Settings for Internal network without Management Relay Server or Relay System installed
- Agent configuration of Management Server
-
Set the agent configuration assigned to the managed device on the management server management screen to the following setting value. For details about the agent configuration, see the description of managing agent configurations in the JP1/IT Desktop Management 2 Administration Guide.
Setting item
Setting value
Management server
External IP address of the management server, or Host name resolved to the External IP address of the management server
Higher System for Distribution that Uses Remote Install Manager
External IP address of the management server, or Host name resolved to the External IP address of the management server
Example of settings for Internal network without Management Relay Server or Relay System installed
IP address setting
|
Setting item |
Setting value |
|---|---|
|
Management server IP address (External Network) |
10.10.10.10 |
|
Management server IP address (Internal Network) |
192.168.10.10 |
Agent configuration of Management Server
|
Setting item |
Setting value |
|---|---|
|
Management Server |
10.10.10.10 |
|
Higher System for Distribution that Uses Remote Install Manager |
10.10.10.10 |
![[Figure]](GRAPHICS/ZU040413.GIF)
(4) NAT Environment Precautions
When operating remote control in NAT environment, the precautions are as follows:
-
If you cannot connect from the controller's device to the computer to be controlled, but the controller's device can be connected from the computer to be controlled, execute the connection request to the controller from the computer to be controlled.

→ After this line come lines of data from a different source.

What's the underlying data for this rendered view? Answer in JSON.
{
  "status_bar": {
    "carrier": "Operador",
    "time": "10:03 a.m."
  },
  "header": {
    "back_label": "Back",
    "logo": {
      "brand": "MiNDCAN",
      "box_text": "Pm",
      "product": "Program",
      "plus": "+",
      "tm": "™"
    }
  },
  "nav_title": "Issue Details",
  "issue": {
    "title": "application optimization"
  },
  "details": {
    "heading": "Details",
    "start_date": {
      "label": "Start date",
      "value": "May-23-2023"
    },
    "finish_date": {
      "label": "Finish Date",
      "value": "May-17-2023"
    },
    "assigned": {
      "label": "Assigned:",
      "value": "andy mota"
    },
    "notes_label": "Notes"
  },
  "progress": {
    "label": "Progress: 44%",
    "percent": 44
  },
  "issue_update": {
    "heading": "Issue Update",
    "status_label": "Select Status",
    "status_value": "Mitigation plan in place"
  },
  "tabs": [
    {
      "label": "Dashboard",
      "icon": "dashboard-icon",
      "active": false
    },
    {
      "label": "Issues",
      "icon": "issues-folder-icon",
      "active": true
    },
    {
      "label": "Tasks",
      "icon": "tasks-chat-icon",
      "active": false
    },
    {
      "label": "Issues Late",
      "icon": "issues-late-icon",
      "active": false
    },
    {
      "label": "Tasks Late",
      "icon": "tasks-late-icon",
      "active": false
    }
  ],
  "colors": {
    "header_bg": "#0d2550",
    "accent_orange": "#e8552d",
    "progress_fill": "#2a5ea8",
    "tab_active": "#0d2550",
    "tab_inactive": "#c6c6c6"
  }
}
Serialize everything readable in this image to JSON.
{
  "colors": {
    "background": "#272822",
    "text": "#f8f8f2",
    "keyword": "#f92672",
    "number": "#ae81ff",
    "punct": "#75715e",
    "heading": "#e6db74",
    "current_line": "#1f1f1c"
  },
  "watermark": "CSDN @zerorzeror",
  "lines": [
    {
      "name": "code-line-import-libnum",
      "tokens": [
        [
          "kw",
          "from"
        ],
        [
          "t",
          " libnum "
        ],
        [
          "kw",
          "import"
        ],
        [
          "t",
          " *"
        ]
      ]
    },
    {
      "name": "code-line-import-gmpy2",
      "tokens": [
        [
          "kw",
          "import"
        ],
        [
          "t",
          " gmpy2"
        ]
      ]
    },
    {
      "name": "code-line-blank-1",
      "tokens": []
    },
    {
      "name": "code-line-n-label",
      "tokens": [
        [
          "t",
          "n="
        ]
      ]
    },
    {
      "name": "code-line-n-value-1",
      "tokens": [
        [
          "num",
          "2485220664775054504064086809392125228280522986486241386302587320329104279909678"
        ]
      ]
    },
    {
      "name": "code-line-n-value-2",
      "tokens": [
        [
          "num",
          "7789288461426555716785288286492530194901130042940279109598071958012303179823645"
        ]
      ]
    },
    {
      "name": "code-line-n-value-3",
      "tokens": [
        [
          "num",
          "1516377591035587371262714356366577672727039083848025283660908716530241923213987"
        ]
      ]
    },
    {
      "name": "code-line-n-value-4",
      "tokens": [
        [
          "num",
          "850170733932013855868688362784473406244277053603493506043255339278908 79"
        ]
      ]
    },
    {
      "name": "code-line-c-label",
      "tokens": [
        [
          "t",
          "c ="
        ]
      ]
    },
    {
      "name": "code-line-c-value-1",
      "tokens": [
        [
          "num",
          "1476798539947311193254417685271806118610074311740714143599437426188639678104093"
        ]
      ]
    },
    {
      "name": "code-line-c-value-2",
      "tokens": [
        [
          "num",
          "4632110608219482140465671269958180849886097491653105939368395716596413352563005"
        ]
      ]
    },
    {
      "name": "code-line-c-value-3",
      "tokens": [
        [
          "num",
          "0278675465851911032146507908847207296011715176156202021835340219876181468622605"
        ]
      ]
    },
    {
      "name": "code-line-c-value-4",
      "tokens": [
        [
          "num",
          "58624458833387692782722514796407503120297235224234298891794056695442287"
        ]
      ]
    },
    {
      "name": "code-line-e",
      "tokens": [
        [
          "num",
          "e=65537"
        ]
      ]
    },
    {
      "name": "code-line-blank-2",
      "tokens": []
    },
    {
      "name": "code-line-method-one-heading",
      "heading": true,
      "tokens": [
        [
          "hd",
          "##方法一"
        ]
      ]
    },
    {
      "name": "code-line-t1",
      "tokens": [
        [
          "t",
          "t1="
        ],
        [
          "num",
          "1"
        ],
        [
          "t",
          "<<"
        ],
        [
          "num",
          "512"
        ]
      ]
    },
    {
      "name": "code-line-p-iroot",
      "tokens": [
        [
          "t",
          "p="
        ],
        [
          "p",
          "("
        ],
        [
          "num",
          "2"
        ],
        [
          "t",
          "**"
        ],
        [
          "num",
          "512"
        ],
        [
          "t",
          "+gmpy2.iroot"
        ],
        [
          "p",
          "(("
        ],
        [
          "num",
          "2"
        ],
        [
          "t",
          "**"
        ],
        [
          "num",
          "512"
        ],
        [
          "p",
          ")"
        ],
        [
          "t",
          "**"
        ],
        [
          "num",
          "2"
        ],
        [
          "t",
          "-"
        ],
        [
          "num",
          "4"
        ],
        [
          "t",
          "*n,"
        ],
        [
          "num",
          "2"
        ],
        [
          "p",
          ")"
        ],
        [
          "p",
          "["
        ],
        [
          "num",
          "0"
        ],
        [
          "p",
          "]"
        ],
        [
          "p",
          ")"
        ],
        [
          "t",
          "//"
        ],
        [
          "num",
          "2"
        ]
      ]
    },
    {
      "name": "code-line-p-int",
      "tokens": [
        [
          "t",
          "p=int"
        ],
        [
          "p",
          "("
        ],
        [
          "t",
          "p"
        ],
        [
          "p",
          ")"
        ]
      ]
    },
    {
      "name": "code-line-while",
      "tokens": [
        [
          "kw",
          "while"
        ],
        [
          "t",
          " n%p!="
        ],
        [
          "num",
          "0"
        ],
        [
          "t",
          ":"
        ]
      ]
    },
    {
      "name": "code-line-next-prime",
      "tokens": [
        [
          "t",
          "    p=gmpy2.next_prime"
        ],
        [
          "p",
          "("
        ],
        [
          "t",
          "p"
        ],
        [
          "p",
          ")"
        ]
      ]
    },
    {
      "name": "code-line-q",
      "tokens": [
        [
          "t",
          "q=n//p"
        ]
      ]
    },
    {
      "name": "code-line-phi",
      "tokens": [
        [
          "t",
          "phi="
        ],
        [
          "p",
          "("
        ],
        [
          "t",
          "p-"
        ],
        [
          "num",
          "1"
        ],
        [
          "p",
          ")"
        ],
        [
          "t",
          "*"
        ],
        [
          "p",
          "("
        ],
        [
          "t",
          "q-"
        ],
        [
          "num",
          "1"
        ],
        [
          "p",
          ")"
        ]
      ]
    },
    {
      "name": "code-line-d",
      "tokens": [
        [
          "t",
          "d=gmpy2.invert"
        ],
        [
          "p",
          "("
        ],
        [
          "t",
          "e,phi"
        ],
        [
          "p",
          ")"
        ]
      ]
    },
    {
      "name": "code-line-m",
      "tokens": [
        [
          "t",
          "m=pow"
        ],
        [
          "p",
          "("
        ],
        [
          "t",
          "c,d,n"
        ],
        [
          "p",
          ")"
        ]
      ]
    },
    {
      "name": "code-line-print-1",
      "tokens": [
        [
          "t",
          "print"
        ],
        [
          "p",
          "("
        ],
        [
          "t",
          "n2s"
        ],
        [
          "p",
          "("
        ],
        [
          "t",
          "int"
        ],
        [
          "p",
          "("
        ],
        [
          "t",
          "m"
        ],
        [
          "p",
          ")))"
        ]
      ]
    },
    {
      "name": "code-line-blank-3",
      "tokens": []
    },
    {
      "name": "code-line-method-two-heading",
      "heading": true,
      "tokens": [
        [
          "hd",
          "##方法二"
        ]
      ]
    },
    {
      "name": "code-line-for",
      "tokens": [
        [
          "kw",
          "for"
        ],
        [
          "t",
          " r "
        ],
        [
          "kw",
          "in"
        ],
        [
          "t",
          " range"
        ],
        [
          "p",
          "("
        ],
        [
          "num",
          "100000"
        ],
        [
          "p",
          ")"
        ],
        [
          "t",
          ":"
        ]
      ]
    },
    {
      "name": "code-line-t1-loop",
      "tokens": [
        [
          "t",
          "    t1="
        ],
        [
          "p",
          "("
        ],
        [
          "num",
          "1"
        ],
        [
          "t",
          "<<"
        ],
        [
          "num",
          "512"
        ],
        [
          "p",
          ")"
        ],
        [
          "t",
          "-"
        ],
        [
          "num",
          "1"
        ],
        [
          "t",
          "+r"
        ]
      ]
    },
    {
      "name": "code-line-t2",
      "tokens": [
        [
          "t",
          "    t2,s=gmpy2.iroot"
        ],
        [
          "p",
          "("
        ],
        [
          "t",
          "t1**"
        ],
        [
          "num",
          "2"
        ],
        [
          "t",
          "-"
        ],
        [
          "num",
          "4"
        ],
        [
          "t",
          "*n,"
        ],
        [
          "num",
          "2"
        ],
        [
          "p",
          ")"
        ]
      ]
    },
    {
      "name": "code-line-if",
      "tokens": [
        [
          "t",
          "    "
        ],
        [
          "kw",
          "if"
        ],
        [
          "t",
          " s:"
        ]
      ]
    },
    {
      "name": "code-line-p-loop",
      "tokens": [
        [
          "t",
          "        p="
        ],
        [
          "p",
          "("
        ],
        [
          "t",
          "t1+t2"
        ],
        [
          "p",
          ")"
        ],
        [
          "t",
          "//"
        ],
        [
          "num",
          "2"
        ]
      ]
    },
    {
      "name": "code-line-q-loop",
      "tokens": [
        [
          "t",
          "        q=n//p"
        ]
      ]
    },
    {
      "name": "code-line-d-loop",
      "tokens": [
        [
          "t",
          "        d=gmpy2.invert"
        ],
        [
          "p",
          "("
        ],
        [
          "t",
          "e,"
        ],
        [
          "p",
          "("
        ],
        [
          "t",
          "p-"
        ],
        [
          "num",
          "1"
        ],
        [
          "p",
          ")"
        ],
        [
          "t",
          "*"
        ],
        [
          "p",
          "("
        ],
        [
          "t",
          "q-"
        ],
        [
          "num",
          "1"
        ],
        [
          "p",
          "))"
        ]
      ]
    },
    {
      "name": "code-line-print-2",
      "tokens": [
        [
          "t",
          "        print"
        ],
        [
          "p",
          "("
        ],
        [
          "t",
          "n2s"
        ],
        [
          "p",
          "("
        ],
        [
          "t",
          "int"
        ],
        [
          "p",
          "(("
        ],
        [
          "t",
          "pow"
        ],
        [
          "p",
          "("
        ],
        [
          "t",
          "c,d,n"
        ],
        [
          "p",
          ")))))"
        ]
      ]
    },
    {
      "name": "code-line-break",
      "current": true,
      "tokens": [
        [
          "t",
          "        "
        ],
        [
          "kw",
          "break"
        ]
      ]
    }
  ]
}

When operating remote control in NAT environment, the precautions are as follows:
-
In environments with multiple networks, there may be multiple devices with the same IP address on each network. In such environment, if the network connection check format is set to IP address, it might cause unintentional interruption to the connection of the device used for the business operation, leading to trouble. It is recommended that you set the network connection check format to MAC address or MAC address + IP address.